17.4 g of propylene carbonate

0.1 g of butylated hydroxytoluene

Example 9

5.0 g of imidaclopride

22.5 g of ethanol

70 g of propylene carbonate

2.5 g of di-2-ethylhexyl adipate

Example 10

Imidacloprid 2.5 g

60.0 g of isopropanol

37.5 g of propylene carbonate

Example 11

Imidacloprid 2.5 g

1.0 g of pyriproxyfen

70.0 g of isopropanol

26.4 g of propylene carbonate

0.1 g of butylated hydroxytoluene

Example 12

Imidacloprid 2.5 g

12.5 g of isopropanol

60.0 g of propylene carbonate

25.0 g of propane / butane (15:85)

Spray formulations containing

Example 13

Imidacloprid 2.5 g

Ethanol 40.0 g

50.0 g of propylene carbonate

7.5 g of CO ₂

Spray formulations containing

Example 14

Imidacloprid 2.5 g

15.0 g of ethylene carbonate

15.0 g of propylene carbonate

Ethanol 20.0 g

47.5 g of diethyl ether

Spray formulations containing

Example of use

Two ml of the formulations described in Examples 1-11 were poured into the back of a dog weighing about 20 kg infected with head teeth. The following results were obtained:

The weight of these animals is comparable to the weight of children 6 to 8 years old.

Day Number of teeth per dog Action% Untreated process -1 infected with 100 teeth 0 processing and counting 35 0 100 5,8 infected with 100 teeth 9 factor 53 0 100 15 100 infected with teeth 16 modulus 79 0 100 19 Infected with 100 teeth (untreated animals) 250 Infected with teeth (treated animals) 20 modulus 45 0 100 26 Infected with 100 teeth 27 modulus 42 0 100

Toxicological experiments show that these agents do not cause any skin irritation in rats and rabbits.

The LD ₅₀ value of the formulation is> 1,800 mg / kg. The formulations have good spreading properties on animal fur. Therefore, the formulation will also have good results in humans.

Example B of use

2 ml of the solution according to Examples 12-14 were sprayed onto the shoulders of dogs weighing 20 kg. Animals were infected with 200 teeth after 2 days and treated 6 days later. Teeth remaining in dogs were counted on days 3 and 7 after treatment, respectively. No living teeth were found. The effect was 100%.

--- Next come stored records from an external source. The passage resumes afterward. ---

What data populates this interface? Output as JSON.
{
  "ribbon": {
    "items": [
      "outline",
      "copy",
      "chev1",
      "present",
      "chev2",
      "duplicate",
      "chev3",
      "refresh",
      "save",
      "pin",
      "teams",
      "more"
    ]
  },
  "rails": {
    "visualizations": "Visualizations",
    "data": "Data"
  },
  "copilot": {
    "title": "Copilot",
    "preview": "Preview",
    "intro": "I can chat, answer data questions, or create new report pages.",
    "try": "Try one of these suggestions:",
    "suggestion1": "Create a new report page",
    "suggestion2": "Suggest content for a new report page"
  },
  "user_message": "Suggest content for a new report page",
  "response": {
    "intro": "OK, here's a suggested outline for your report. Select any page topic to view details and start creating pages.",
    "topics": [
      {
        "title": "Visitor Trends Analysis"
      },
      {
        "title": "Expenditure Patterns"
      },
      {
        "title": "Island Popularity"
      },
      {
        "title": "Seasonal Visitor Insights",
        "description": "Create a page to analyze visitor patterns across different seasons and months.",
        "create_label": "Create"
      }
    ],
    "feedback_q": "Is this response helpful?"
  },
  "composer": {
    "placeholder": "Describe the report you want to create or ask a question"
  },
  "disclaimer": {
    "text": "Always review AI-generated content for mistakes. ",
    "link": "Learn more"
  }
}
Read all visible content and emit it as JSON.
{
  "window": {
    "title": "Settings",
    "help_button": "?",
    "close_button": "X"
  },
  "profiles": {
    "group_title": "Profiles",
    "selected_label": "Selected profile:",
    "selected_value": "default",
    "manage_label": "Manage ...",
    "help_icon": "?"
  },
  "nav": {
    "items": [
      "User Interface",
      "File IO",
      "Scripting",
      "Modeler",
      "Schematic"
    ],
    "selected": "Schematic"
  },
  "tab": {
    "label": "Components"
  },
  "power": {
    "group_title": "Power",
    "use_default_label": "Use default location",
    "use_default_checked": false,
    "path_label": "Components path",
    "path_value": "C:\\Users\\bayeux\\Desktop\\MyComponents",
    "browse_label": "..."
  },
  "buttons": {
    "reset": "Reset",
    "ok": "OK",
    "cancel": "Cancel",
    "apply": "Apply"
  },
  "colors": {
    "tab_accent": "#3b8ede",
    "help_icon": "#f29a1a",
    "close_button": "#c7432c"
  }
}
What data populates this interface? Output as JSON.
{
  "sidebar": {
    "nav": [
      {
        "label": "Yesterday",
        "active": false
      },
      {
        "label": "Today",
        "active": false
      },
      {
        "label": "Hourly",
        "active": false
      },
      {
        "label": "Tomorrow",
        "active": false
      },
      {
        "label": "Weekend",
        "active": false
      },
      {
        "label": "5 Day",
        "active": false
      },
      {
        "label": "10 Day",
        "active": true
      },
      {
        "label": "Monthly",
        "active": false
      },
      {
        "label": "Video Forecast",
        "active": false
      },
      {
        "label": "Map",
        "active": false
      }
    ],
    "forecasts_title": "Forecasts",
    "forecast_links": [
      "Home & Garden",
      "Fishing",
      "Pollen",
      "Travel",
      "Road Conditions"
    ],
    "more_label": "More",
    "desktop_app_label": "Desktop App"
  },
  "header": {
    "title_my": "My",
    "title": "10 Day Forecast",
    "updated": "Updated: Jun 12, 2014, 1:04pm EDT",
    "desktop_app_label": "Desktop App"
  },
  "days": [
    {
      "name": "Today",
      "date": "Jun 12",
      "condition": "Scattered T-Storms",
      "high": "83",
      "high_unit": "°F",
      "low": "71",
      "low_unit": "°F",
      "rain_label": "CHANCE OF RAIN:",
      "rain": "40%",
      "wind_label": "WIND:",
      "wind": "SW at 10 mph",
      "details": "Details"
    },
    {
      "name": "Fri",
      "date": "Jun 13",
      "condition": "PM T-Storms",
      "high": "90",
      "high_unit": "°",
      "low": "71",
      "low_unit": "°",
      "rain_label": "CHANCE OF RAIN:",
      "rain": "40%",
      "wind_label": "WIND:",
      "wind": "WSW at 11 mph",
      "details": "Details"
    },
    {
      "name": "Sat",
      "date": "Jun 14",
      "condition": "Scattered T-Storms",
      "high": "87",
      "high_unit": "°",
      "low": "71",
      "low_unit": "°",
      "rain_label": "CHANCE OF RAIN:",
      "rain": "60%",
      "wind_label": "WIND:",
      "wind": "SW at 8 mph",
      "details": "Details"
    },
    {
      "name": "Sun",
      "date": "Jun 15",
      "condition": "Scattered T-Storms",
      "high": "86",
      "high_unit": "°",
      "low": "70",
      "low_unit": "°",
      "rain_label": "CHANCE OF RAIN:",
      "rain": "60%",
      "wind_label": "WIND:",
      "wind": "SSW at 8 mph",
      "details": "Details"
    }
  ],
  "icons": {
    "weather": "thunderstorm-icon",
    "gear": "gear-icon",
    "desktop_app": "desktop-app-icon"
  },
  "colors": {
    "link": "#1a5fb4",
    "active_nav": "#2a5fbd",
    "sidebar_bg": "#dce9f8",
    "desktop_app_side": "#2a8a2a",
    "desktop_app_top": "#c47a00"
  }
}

Toxicological experiments show that these agents do not cause any skin irritation in rats and rabbits. The formulations have good electrodeposition properties on animal fur and human skin.

Claims (4)

-An agonist or antagonist of nicotinic acetylcholine receptor at a concentration of 0.0001 to 20% by weight, based on the total weight of the formulation; A solvent selected from the group of cyclic carbonates at a concentration of 2.5 to 99.9999% by weight, based on the total weight of the formulation; If desired, further solvents selected from alcohol groups in concentrations of 0 to 95% by weight, based on the total weight of the formulation; -If desired, containing an additional adjuvant selected from the group of thickening agents, electrodeposition agents, colorants, antioxidants, propellants, preservatives, adhesives, emulsifiers at concentrations of 0 to 30% by weight, based on the total weight of the formulation. A composition for skin remedies of parasitic insects and ticks. A process for the preparation of a composition according to claim 1 characterized in that the active substance is mixed with the solvent (s) and further auxiliaries are added if desired. Use of the composition according to claim 1 for dermal relief of parasitic insects and ticks on humans. Use of a nicotine-effective acetylcholine receptor agonist or antagonist for the preparation of a composition for skin remedies of parasitic insects and ticks to humans.